Görmüş, bu iddiasını ise şu örneklerle ortaya koydu: “2 Nisan’da Sabah gazetesinin ‘Yılmazer’e kumpas soruşturması’ başlığıyla verdiği habere göre son tahliyelerle serbest kalan Ergenekon hükümlüsü emekli Albay Fikri Karadağ, BİMER’e bir mektup gönderdi. Mektupta Karadağ, 2008’deki sorgusu sırasında eski İstanbul İstihbarat Müdürü Ali Fuat Yılmazer’in kendisini Başbakan aleyhinde ifade vermeye zorladığını söylüyordu. İhbar dilekçesi BİMER tarafından Adalet Bakanlığı’na, oradan da İstanbul Cumhuriyet Başsavcılığı’na gönderildi ve soruşturma başlatıldı... 16 Nisan’da çeşitli gazetelerde yer alan bir başka haber, yine bir Ergenekon sanığının şikâyeti ve ihbarı üzerine başlatılan bir Cemaat soruşturmasına ilişkindi. İhbarın sahibi, Ergenekon davasında 6 yıl tutuklu kaldıktan sonra geçtiğimiz ay tahliye edilen avukat Kemal Kerinçsiz.
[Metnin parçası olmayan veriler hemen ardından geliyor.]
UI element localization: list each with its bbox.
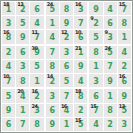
cell-r4c2[interactable]: 6	[16, 46, 29, 59]
cell-r2c1[interactable]: 3	[2, 16, 15, 29]
cell-r4c1[interactable]: 2	[2, 46, 15, 59]
cell-r3c2[interactable]: 9	[16, 30, 29, 43]
cell-digit: 6	[64, 63, 70, 71]
cell-r4c7[interactable]: 8	[89, 46, 102, 59]
cell-r3c3[interactable]: 117	[30, 30, 43, 43]
cell-r6c6[interactable]: 4	[74, 74, 87, 87]
cell-r7c6[interactable]: 188	[74, 89, 87, 102]
cage-sum: 15	[90, 104, 96, 109]
cell-r7c4[interactable]: 3	[46, 89, 59, 102]
cell-r5c5[interactable]: 6	[60, 60, 73, 73]
cell-digit: 3	[122, 121, 128, 129]
cell-digit: 9	[6, 107, 12, 115]
cell-digit: 4	[34, 20, 40, 28]
cell-r1c5[interactable]: 8	[60, 2, 73, 15]
cell-r1c8[interactable]: 4	[104, 2, 117, 15]
cell-r9c5[interactable]: 1	[60, 118, 73, 131]
cell-digit: 6	[6, 121, 12, 129]
cell-digit: 5	[34, 63, 40, 71]
cell-digit: 4	[107, 6, 113, 14]
cell-r9c8[interactable]: 2	[104, 118, 117, 131]
sudoku-board: 1811326354168911724581631974122106941579…	[0, 0, 133, 133]
cell-r5c3[interactable]: 5	[30, 60, 43, 73]
cell-r6c7[interactable]: 3	[89, 74, 102, 87]
box-3-3: 6191578135423	[89, 89, 131, 131]
cell-r2c7[interactable]: 92	[89, 16, 102, 29]
cell-r1c9[interactable]: 157	[118, 2, 131, 15]
cell-digit: 6	[34, 6, 40, 14]
cell-r7c2[interactable]: 204	[16, 89, 29, 102]
cell-r5c8[interactable]: 7	[104, 60, 117, 73]
cell-r9c7[interactable]: 4	[89, 118, 102, 131]
cage-sum: 16	[75, 2, 81, 7]
cell-r2c8[interactable]: 6	[104, 16, 117, 29]
cage-sum: 16	[31, 89, 37, 94]
cell-r8c8[interactable]: 8	[104, 104, 117, 117]
cell-digit: 8	[107, 107, 113, 115]
cell-r8c5[interactable]: 164	[60, 104, 73, 117]
cage-sum: 18	[75, 89, 81, 94]
cell-digit: 9	[93, 6, 99, 14]
cell-digit: 2	[6, 49, 12, 57]
cell-r4c6[interactable]: 211	[74, 46, 87, 59]
cell-digit: 5	[6, 93, 12, 101]
cell-digit: 3	[49, 93, 55, 101]
cell-r4c4[interactable]: 7	[46, 46, 59, 59]
cell-digit: 8	[93, 49, 99, 57]
cell-digit: 9	[107, 78, 113, 86]
cell-digit: 3	[6, 20, 12, 28]
cell-digit: 8	[20, 78, 26, 86]
cell-digit: 4	[78, 78, 84, 86]
cell-digit: 7	[49, 49, 55, 57]
cell-r6c4[interactable]: 142	[46, 74, 59, 87]
cell-r8c6[interactable]: 2	[74, 104, 87, 117]
cell-digit: 8	[34, 121, 40, 129]
cell-r2c4[interactable]: 1	[46, 16, 59, 29]
cell-digit: 5	[64, 78, 70, 86]
cage-sum: 11	[31, 30, 37, 35]
cell-digit: 1	[20, 107, 26, 115]
cell-digit: 2	[93, 20, 99, 28]
cell-r9c6[interactable]: 155	[74, 118, 87, 131]
cell-digit: 7	[78, 20, 84, 28]
cell-digit: 7	[64, 93, 70, 101]
cage-sum: 20	[17, 89, 23, 94]
cell-digit: 8	[122, 20, 128, 28]
cell-r7c5[interactable]: 7	[60, 89, 73, 102]
cage-sum: 30	[31, 46, 37, 51]
cell-r4c3[interactable]: 309	[30, 46, 43, 59]
cage-sum: 10	[3, 74, 9, 79]
cage-sum: 16	[61, 104, 67, 109]
cage-sum: 18	[3, 2, 9, 7]
cell-r1c6[interactable]: 163	[74, 2, 87, 15]
cell-r9c1[interactable]: 6	[2, 118, 15, 131]
cell-r3c6[interactable]: 106	[74, 30, 87, 43]
cell-r8c2[interactable]: 1	[16, 104, 29, 117]
cell-digit: 3	[64, 49, 70, 57]
box-3-2: 371886164291155	[46, 89, 88, 131]
cell-r7c1[interactable]: 5	[2, 89, 15, 102]
cage-sum: 21	[75, 46, 81, 51]
cell-digit: 4	[93, 121, 99, 129]
cell-r2c5[interactable]: 9	[60, 16, 73, 29]
cell-r7c9[interactable]: 9	[118, 89, 131, 102]
cell-r3c7[interactable]: 5	[89, 30, 102, 43]
cell-r5c2[interactable]: 3	[16, 60, 29, 73]
cell-r8c7[interactable]: 157	[89, 104, 102, 117]
cell-digit: 6	[93, 93, 99, 101]
cell-r8c1[interactable]: 9	[2, 104, 15, 117]
cell-r1c7[interactable]: 9	[89, 2, 102, 15]
cage-sum: 13	[17, 2, 23, 7]
cage-sum: 9	[90, 16, 93, 21]
cell-r6c5[interactable]: 5	[60, 74, 73, 87]
cell-digit: 9	[122, 93, 128, 101]
cell-r7c8[interactable]: 1	[104, 89, 117, 102]
box-1-3: 9415792685931	[89, 2, 131, 44]
cell-r9c4[interactable]: 9	[46, 118, 59, 131]
cell-r3c8[interactable]: 93	[104, 30, 117, 43]
cell-r1c3[interactable]: 6	[30, 2, 43, 15]
cell-digit: 4	[122, 49, 128, 57]
cell-r1c1[interactable]: 181	[2, 2, 15, 15]
cell-digit: 4	[49, 34, 55, 42]
cell-r7c7[interactable]: 6	[89, 89, 102, 102]
cell-r5c4[interactable]: 8	[46, 60, 59, 73]
cell-digit: 3	[107, 34, 113, 42]
cell-digit: 7	[107, 63, 113, 71]
cell-r2c6[interactable]: 7	[74, 16, 87, 29]
cell-digit: 8	[49, 63, 55, 71]
cage-sum: 24	[105, 46, 111, 51]
cell-r8c3[interactable]: 243	[30, 104, 43, 117]
cell-r5c9[interactable]: 2	[118, 60, 131, 73]
cage-sum: 16	[3, 30, 9, 35]
box-3-1: 520416291243678	[2, 89, 44, 131]
cell-r5c1[interactable]: 4	[2, 60, 15, 73]
cell-r1c4[interactable]: 245	[46, 2, 59, 15]
cell-r3c5[interactable]: 122	[60, 30, 73, 43]
cage-sum: 13	[119, 104, 125, 109]
cell-r2c9[interactable]: 8	[118, 16, 131, 29]
box-1-2: 24581631974122106	[46, 2, 88, 44]
cage-sum: 10	[75, 30, 81, 35]
box-2-1: 2630943510781	[2, 46, 44, 88]
cell-digit: 2	[122, 63, 128, 71]
box-1-1: 18113263541689117	[2, 2, 44, 44]
cell-digit: 5	[20, 20, 26, 28]
box-2-2: 7321186914254	[46, 46, 88, 88]
cell-r1c2[interactable]: 132	[16, 2, 29, 15]
box-2-3: 8245417239166	[89, 46, 131, 88]
cell-digit: 6	[20, 49, 26, 57]
cell-r6c9[interactable]: 166	[118, 74, 131, 87]
cell-digit: 1	[107, 93, 113, 101]
cell-digit: 7	[20, 121, 26, 129]
cell-digit: 6	[49, 107, 55, 115]
cell-digit: 1	[49, 20, 55, 28]
cell-r6c8[interactable]: 9	[104, 74, 117, 87]
cage-sum: 24	[31, 104, 37, 109]
cage-sum: 16	[119, 74, 125, 79]
cage-sum: 14	[47, 74, 53, 79]
cell-digit: 1	[122, 34, 128, 42]
cell-r3c9[interactable]: 1	[118, 30, 131, 43]
cell-r3c4[interactable]: 4	[46, 30, 59, 43]
cell-r4c9[interactable]: 4	[118, 46, 131, 59]
cell-r2c2[interactable]: 5	[16, 16, 29, 29]
cell-digit: 3	[20, 63, 26, 71]
cell-digit: 9	[49, 121, 55, 129]
cell-r5c7[interactable]: 1	[89, 60, 102, 73]
cell-r2c3[interactable]: 4	[30, 16, 43, 29]
cell-r8c9[interactable]: 135	[118, 104, 131, 117]
cell-digit: 9	[20, 34, 26, 42]
cell-digit: 5	[93, 34, 99, 42]
cell-digit: 1	[93, 63, 99, 71]
cell-r5c6[interactable]: 9	[74, 60, 87, 73]
cell-r9c3[interactable]: 8	[30, 118, 43, 131]
cell-digit: 4	[6, 63, 12, 71]
cell-r9c2[interactable]: 7	[16, 118, 29, 131]
cell-r6c2[interactable]: 8	[16, 74, 29, 87]
cell-digit: 6	[107, 20, 113, 28]
cell-digit: 8	[64, 6, 70, 14]
cell-digit: 2	[78, 107, 84, 115]
cell-r7c3[interactable]: 162	[30, 89, 43, 102]
cell-r8c4[interactable]: 6	[46, 104, 59, 117]
cell-r6c1[interactable]: 107	[2, 74, 15, 87]
cell-digit: 1	[64, 121, 70, 129]
cell-r9c9[interactable]: 3	[118, 118, 131, 131]
cell-digit: 9	[64, 20, 70, 28]
cell-digit: 1	[34, 78, 40, 86]
cell-digit: 3	[93, 78, 99, 86]
cell-digit: 2	[107, 121, 113, 129]
cell-r4c8[interactable]: 245	[104, 46, 117, 59]
cage-sum: 15	[119, 2, 125, 7]
cage-sum: 15	[75, 118, 81, 123]
cell-digit: 9	[78, 63, 84, 71]
cage-sum: 24	[47, 2, 53, 7]
cell-r4c5[interactable]: 3	[60, 46, 73, 59]
cell-r6c3[interactable]: 1	[30, 74, 43, 87]
cell-r3c1[interactable]: 168	[2, 30, 15, 43]
cage-sum: 12	[61, 30, 67, 35]
cage-sum: 9	[105, 30, 108, 35]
Kerinçsiz, henüz cezaevindeyken, 28 Ocak 2014’te BİMER’e gönderdiği dilekçede, Başbakan’ın ‘devlet içinde paralel bir yapı oluşturulduğu’ şeklindeki tespitine atıfla, bu yapı içinde yer aldıklarını iddia ettiği bazı polisler hakkında suç duyurusunda bulundu. Başbakanlık yetkilileri, tıpkı Fikri Karadağ’ın başvurusunda olduğu gibi bu dilekçeyi de İstanbul Cumhuriyet Başsavcılığı’na gönderdi. Başsavcılığın görevlendirdiği Cumhuriyet Savcısı Mesut Erdinç de Kerinçsiz’in dilekçesinde tek tek isimleri sayılan bazı polisler hakkında soruşturma başlattı.”
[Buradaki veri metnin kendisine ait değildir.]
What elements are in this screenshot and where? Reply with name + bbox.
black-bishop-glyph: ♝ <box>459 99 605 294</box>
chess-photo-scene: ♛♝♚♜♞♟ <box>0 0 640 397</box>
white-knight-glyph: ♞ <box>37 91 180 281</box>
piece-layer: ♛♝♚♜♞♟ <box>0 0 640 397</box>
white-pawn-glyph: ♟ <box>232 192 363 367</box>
Alper Görmüş, üç ayrı davadan toplam 36 yıl hapse mahkûm edilen emekli Albay Ahmet Zeki Üçok’un 14 Nisan’da Akşam gazetesindeki söyleşiye de dikkat çekti ve şu tespitte bulundu: “Yine de onun daha 5-6 yıl önce askerî başsavcı olarak ‘Karargâh evleri’ ve ‘Işık evleri’ gibi soruşturmaları yürüttüğünü hesaba katarsak, savcıların Üçok’un sözlerini ihbar kabul edip soruşturma başlatabileceklerini düşünebiliriz.”
Görmüş, yazısını şöyle noktaladı: “Geçtiğimiz günlerde, her ikisi de Ergenekon sanığı olan Doğu Perinçek ve Tuncay Özkan, Cemaat’e karşı yürütülecek hukuk mücadelesinde hükümete destek verebileceklerini açıklamışlardı. Bütün bunlar, Cemaat’e karşı hükümetin başlatacağını söylediği mücadelenin önemli bir parçasının da Ergenekon sanıklarının lojistik desteği üzerinden yürüyebileceğini gösteriyor. Şimdilik bölük pörçük bir görüntü arz ettiği için kamuoyunun dikkatini çekmeyen gelişme yakın bir zamanda sistemli bir biçime bürünebilir ve bu fazla şaşırtıcı olmaz.”